Anyway, that window was Seattle. By October, I’d bought a suit, went on a handful of interviews, and got a job at a multinational company in their HR department. The hard part about my job is that while it isn’t something I want to do for the rest of my life (in fact, they say the burnout rate for my position is 2 years), the company is great. They are very progressive, supportive, and they pay me really well. I can see myself in Seattle, with a mortgage, a dog, and carpal tunnel syndrome in 5 years. This thought brings me to tears. It’s pathetic—believe me, I know. In this economy, while people are losing their homes and livelihoods, I am complaining about how comfortable my job is. For that, I can only ask forgiveness as nothing can really excuse it.
I am not happy here. I’ve never, in all of my life been so broke. I can pay my bills, but am wearing underwear with holes in them because I am paying back student loans, and about $900 each month for rent. I’ve always been able to indulge a bit, but right now, I can’t afford groceries this month.
Also, I haven’t really found anyone I like or a community I want to become a part of here. I dislike the people in my neighborhood: its newly gentrified, 30 million-dollar-penthouse-owners, or a legion of the homeless and destitute men and women of Seattle. I don’t really fit in with either.
Seattle is that great jacket that looks so good on the hanger, but is ultimately too short in the sleeves and not broad enough in the shoulders.
The hardest trial so far has been breaking up with my long-term boyfriend. It is, in hindsight, a really good thing.
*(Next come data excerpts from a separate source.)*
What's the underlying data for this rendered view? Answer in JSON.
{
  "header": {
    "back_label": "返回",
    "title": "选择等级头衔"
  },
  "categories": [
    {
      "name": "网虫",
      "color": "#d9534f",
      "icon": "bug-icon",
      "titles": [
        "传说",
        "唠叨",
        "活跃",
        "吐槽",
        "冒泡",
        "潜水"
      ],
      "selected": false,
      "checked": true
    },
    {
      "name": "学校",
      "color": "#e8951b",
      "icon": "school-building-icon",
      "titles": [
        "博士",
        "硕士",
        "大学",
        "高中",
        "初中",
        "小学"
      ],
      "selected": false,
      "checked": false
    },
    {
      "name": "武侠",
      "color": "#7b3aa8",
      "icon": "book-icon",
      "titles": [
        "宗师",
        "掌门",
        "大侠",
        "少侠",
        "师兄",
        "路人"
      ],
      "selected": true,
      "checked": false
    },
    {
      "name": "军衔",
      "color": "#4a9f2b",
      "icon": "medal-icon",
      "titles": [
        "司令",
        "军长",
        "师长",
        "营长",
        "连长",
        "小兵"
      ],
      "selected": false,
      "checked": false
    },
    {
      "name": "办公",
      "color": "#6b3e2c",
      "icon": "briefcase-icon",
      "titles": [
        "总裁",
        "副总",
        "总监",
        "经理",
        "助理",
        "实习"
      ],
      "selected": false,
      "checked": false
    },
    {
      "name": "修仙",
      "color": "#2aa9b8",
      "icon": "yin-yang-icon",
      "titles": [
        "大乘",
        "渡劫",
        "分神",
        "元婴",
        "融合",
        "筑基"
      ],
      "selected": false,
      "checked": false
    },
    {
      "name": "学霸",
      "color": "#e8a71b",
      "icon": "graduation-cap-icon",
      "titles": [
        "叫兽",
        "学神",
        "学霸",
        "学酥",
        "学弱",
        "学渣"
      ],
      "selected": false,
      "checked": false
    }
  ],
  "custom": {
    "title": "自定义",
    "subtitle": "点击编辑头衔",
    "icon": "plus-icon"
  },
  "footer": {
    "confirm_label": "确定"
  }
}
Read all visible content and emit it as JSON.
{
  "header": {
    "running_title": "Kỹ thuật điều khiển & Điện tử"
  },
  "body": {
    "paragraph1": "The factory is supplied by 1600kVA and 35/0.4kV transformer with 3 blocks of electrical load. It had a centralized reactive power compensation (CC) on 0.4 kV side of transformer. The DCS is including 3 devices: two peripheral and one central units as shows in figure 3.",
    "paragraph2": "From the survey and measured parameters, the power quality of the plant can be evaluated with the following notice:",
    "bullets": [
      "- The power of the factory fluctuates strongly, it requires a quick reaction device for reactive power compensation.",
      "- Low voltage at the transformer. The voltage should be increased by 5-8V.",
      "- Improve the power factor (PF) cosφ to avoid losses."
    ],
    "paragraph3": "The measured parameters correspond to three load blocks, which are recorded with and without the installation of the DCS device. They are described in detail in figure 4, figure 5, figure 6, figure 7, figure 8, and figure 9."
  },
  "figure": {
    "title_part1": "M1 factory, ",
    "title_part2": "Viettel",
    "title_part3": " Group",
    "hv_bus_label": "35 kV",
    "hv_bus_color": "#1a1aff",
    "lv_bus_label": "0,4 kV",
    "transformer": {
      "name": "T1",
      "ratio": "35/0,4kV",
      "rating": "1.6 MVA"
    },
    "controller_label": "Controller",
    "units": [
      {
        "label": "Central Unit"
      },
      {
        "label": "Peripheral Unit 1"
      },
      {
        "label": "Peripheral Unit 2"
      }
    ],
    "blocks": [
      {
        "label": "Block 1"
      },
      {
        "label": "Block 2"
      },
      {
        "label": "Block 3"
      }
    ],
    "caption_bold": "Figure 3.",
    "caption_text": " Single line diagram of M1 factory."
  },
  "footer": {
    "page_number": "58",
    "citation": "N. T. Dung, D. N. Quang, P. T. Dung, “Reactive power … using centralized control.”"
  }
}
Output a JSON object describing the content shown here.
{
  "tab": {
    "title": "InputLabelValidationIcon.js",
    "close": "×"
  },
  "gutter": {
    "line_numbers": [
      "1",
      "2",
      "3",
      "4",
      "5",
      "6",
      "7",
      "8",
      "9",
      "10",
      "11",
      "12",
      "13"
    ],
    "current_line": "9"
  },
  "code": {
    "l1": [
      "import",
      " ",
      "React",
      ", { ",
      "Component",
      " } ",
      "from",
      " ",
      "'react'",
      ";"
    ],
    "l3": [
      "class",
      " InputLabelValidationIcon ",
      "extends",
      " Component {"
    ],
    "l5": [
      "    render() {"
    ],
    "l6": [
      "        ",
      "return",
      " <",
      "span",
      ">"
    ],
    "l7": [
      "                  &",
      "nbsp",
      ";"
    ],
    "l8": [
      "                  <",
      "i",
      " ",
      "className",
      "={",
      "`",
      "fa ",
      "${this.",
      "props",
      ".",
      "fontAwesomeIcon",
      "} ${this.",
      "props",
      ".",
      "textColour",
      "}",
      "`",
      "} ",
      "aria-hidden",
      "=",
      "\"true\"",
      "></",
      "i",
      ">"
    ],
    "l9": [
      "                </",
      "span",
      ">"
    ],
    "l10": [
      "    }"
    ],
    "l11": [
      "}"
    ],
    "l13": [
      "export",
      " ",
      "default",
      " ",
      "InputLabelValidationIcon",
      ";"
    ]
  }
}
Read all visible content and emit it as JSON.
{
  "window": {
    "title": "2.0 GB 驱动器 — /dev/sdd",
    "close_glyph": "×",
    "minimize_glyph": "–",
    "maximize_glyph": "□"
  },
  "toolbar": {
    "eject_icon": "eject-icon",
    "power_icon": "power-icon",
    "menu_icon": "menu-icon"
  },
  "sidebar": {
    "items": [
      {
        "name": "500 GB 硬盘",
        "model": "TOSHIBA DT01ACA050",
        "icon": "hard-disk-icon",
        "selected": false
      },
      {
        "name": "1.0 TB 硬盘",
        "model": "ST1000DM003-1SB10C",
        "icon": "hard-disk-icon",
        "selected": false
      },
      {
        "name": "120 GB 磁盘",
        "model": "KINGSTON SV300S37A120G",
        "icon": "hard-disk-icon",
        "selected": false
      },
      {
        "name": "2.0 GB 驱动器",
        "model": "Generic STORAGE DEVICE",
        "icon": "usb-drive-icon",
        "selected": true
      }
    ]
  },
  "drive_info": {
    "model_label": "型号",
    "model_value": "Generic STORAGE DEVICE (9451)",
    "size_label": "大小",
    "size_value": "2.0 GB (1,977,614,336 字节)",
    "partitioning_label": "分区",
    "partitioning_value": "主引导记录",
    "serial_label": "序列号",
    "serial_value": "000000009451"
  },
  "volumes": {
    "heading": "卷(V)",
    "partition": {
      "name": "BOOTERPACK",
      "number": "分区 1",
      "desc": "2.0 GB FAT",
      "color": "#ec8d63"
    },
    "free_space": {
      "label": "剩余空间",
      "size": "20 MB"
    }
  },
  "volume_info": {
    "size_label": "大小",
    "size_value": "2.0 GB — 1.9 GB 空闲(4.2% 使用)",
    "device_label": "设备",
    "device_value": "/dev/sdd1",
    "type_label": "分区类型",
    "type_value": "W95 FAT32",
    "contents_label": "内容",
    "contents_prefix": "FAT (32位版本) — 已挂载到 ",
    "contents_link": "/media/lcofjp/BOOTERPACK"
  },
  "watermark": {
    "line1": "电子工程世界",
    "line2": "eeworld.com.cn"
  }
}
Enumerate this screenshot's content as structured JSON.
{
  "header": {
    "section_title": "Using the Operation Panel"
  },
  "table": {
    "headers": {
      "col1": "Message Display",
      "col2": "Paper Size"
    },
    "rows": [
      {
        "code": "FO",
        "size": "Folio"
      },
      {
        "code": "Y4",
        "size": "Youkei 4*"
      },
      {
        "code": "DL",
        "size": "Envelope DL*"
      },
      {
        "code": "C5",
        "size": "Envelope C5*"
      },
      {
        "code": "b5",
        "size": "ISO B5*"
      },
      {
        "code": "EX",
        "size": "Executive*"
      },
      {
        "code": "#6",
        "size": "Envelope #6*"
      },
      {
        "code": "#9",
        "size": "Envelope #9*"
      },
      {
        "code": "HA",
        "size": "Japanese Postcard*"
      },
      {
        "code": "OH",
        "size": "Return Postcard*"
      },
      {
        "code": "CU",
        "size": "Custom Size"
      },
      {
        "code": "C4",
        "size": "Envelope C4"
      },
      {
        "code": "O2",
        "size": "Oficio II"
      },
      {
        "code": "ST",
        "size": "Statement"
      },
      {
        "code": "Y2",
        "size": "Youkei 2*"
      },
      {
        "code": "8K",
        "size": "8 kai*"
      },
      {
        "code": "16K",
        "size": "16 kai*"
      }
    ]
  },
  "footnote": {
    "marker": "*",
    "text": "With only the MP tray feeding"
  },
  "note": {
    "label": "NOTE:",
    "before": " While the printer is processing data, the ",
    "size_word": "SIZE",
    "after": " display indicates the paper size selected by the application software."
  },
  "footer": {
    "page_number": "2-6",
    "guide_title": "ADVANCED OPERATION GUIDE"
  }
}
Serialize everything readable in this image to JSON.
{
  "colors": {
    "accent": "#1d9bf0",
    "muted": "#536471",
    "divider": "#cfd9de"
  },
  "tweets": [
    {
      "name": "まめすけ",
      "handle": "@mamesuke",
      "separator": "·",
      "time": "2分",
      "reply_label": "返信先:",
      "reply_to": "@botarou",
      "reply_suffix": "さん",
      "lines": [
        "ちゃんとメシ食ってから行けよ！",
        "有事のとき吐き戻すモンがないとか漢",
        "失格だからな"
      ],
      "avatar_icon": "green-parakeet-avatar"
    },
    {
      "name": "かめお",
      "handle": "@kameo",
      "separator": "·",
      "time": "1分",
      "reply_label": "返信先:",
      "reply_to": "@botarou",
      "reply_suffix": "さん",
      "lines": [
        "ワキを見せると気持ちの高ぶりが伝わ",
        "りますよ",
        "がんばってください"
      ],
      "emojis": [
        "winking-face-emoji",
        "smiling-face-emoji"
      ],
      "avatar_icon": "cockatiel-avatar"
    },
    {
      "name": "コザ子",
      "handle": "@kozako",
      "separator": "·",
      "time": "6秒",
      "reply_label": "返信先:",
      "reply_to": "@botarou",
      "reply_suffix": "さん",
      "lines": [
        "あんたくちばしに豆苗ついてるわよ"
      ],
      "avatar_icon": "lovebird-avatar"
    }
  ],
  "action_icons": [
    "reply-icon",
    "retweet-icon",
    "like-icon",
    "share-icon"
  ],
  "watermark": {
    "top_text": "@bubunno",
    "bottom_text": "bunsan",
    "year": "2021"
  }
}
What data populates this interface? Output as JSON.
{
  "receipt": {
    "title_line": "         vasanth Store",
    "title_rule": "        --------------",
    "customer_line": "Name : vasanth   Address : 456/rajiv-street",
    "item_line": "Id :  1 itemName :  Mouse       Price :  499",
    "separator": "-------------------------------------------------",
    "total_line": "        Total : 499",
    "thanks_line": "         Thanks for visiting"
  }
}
It’s just a difficult thing—more so than I was prepared for. Before we started dating, I was really happy being single. I LOVED being single. Now, there is an empty space on the left side of my bed. I miss spending Sunday mornings together and fighting because he was always late. It still physically hurts sometimes, but has subsided to a dull thud from a sharp, breathtaking pain.
Lately, I find myself restless. I have an itch to go. I need to see what’s there…in the world, in life. I need to experience all that’s missing from life right now: fulfillment, adventure, learning, challenge. It’s cruel that for the first time in my life, I know what I want (and what I think I need), and I am handicapped without the means to obtain it.
Please don’t misunderstand me, I don’t feel sorry for myself. I have given me two years in Seattle. At the end of that time, I could choose to stay or do something else. No pressure. What’s two years of saving some money and paying down some debt? I won’t be anywhere nearer to paying for that Parisian degree, but I will have two years of life to show for it. My daily mantra is, “Stay Present.” Honestly, I’ve never been good at that, but now is the time—more than ever before that I need to be. Making the best of Seattle, living in the next few years instead of waiting through them is my goal. If I can do that, I will consider my time here a success in more than a few ways.
“Life is what happens when you’re waiting for something to happen.” 10pts for whoever can name the Christian Bale film in which that phrase is painted on a wall.
Well, that’s the beginning of my new story. I am now a 27 year-old American living in an American city. So, er…um, welcome to my new blog.